Warum eigentlich Portugiesen? Und warum gerade hier? Die Geschichte beginnt in den siebziger Jahren. Portugiesische Einwanderer kamen als Gastarbeiter nach Hamburg und suchten bezahlbaren Wohnraum. Die südliche Neustadt war damals alles andere als schick. Die Häuser waren alt, der Hafenlärm allgegenwärtig und die Mieten niedrig. Viele arbeiteten im Hafen oder in der Gastronomie. Irgendwann eröffnete das erste portugiesische Lokal, eigentlich eher als Treffpunkt für die Landsleute gedacht, um Nachrichten aus der Heimat auszutauschen und Fußball zu schauen. Der Rest ist Legende.

Die Hamburger entdeckten, dass man hier für wenig Geld exzellent Fisch essen konnte. Es sprach sich herum. Aus einem Lokal wurden zwei, dann drei, dann viele. Heute ist die Dichte an portugiesischen und spanischen Restaurants hier vermutlich die höchste in ganz Deutschland. Kritische Stimmen unken manchmal, das Viertel sei Opfer seines eigenen Erfolgs geworden. Ja, es ist touristisch. Ja, am Wochenende schieben sich Reisegruppen durch die Rambachstraße. Aber wer behauptet, das Viertel habe seine Seele verloren, der war lange nicht mehr morgens um acht hier, wenn die Lieferanten kistenweise frische Doraden ausladen und die alten Männer ihren ersten Bica, den starken portugiesischen Espresso, am Tresen trinken.

Kulinarische Strategien für Genießer

Lass uns über das Essen reden, denn sind wir ehrlich, deswegen bist du hier. Die Auswahl kann erschlagen. Es gibt Dutzende Restaurants, und auf den ersten Blick sehen alle gleich aus. Überall liegen Fische auf Eis in den Vitrinen, überall stehen Weinflaschen auf den Tischen. Ein kleiner Tipp unter Freunden: Meide die Läden, wo die Speisekarten laminiert sind und Bilder von Schnitzeln neben den Tapas kleben. Das ist meistens ein Zeichen für Massenabfertigung. Suche stattdessen nach den Orten, wo es laut ist, wo die Tische wackeln und wo das Personal kaum Deutsch, dafür aber lautstark Portugiesisch spricht.
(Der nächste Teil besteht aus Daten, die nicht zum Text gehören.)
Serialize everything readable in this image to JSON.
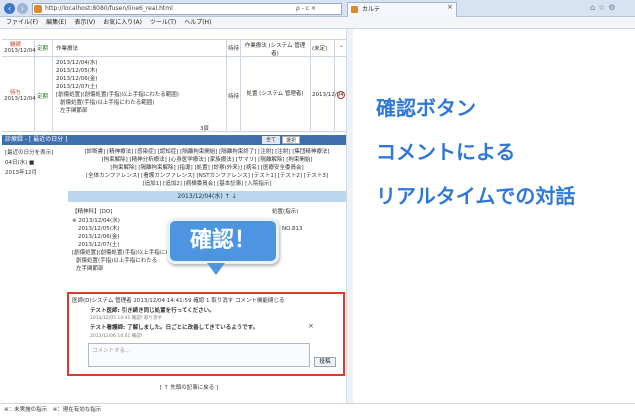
{
  "browser": {
    "url": "http://localhost:8080/fusen/line6_real.html",
    "addr_tools": "ρ - c ×",
    "tab_title": "カルテ",
    "tab_close": "×",
    "menu": [
      "ファイル(F)",
      "編集(E)",
      "表示(V)",
      "お気に入り(A)",
      "ツール(T)",
      "ヘルプ(H)"
    ]
  },
  "top_table": {
    "row1": {
      "status": "継続",
      "date": "2013/12/04",
      "type": "定期",
      "name": "作業療法",
      "col": "持持",
      "staff": "作業療法 (システム 管理者)",
      "right": "(未定)"
    },
    "row2": {
      "status": "待ち",
      "date": "2013/12/04",
      "type": "定期",
      "lines": [
        "2013/12/04(水)",
        "2013/12/05(木)",
        "2013/12/06(金)",
        "2013/12/07(土)",
        "[創傷処置](創傷処置(手指)以上手指にわたる範囲)",
        "創傷処置(手指)以上手指にわたる範囲)",
        "左手関節部"
      ],
      "col": "持持",
      "staff": "処置 (システム 管理者)",
      "date2": "2013/12/04"
    },
    "page_num": "3頁"
  },
  "panel": {
    "title": "診療録 - [ 最近の日分 ]",
    "btn1": "全て",
    "btn2": "選択",
    "left_nav": [
      "[最近の日分を表示]",
      "04日(水) ■",
      "2013年12月"
    ],
    "filters": [
      "[診断書] [精神療法] [感染症] [認知症] [隔離拘束開始] [隔離拘束終了] [注射] [注射] [集団精神療法]",
      "[拘束解除] [精神分析療法] [心身医学療法] [家族療法] [サマリ] [隔離解除] [拘束開始]",
      "[拘束解除] [隔離拘束解除] [指導] [処置] [診察(外来)] [病名] [医療安全委員会]",
      "[全体カンファレンス] [看護カンファレンス] [NSTカンファレンス] [テスト1] [テスト2] [テスト3]",
      "[追加1] [追加2] [病棟委員会] [基本記事] [入院指示]"
    ],
    "date_bar": "2013/12/04(水) ↑ ↓",
    "entry_head": "【精神科】[DO]",
    "entry_right_head": "処置(指示)",
    "entry_lines": [
      "※ 2013/12/04(水)",
      "2013/12/05(木)",
      "2013/12/06(金)",
      "2013/12/07(土)",
      "[創傷処置](創傷処置(手指)以上手指にわたる範囲)",
      "創傷処置(手指)以上手指にわたる",
      "左手関節部"
    ],
    "entry_right_no": "NO.813",
    "callout": "確認！"
  },
  "comments": {
    "header": "医師(D)システム 管理者 2013/12/04 14:41:59 確認 1 取り消す コメント機能閉じる",
    "c1": "テスト医師: 引き続き同じ処置を行ってください。",
    "c1_meta": "2013/12/05 14:41  確認! 取り消す",
    "c2": "テスト看護師: 了解しました。日ごとに改善してきているようです。",
    "c2_meta": "2013/12/06 14:41  確認!",
    "close": "×",
    "input_placeholder": "コメントする...",
    "submit": "投稿"
  },
  "back_link": "[ ↑ 先頭の記事に戻る ]",
  "footer": "※：未実施の指示　※：現在有効な指示",
  "right_text": [
    "確認ボタン",
    "コメントによる",
    "リアルタイムでの対話"
  ],
  "colors": {
    "accent": "#2f78d8",
    "highlight": "#e03a2a",
    "callout": "#4d95e0"
  }
}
Der Klassiker ist natürlich frischer Fisch. Gegrillte Sardinen sind einfach, aber ehrlich. Sie kommen oft nur mit etwas grobem Meersalz, Zitrone und vielleicht ein paar runzligen Kartoffeln. Mehr braucht es nicht. Dazu gehört zwingend ein Vinho Verde. Dieser junge, leicht moussierende Weißwein wird hier nicht in feinen Kelchen, sondern oft in Keramikschalen serviert. Das trinkt sich gefährlich leicht weg wie Limonade. Vorsicht ist geboten.

Wer nur für einen Snack kommt, sollte sich an die Tapas halten. Pimientos de Padrón, also diese kleinen grünen Paprikaschoten, die meistens mild sind, aber hin und wieder höllisch scharf sein können, gehören zum Standard. Chorizo in Rotwein, Gambas in brutzelndem Knoblauchöl. Man bestellt einfach den Tisch voll und teilt alles. Das ist kommunikatives Essen. Man kommt ins Gespräch, kleckert mit dem Öl auf die Papiertischdecke und ist glücklich.

Süße Sünden und der perfekte Start in den Tag

Das Portugiesenviertel kann aber auch Frühstück. Und wie. Vergiss das klassische Brötchen mit Mett. Hier startet der Tag süß und cremig. Das Zauberwort heißt Galao. Das ist die portugiesische Antwort auf den Milchkaffee, serviert im Glas, heiß und milchig. Dazu gehört fast zwangsläufig ein Pastel de Nata. Diese kleinen Blätterteigtörtchen mit Puddingfüllung, oben leicht karamellisiert und mit Zimt bestreut, machen süchtig. Es gibt Hamburger, die fahren quer durch die Stadt, nur um sich in der Milchstraße oder der Ditmar Koel Straße ihren morgendlichen Zuckerstoß zu holen.

Manche Cafés hier backen die Törtchen mehrmals täglich frisch. Wenn du Glück hast und eines erwischt, das noch warm ist, verstehst du sofort, warum diese Dinger Weltruhm erlangt haben. Der Blätterteig kracht leise beim Reinbeißen, die Creme ist noch weich. Es ist ein Gedicht. Setz dich damit ans Fenster, schau dem Treiben auf der Straße zu und fühl dich kurz wie in Porto, auch wenn draußen das Hamburger Schmuddelwetter regiert.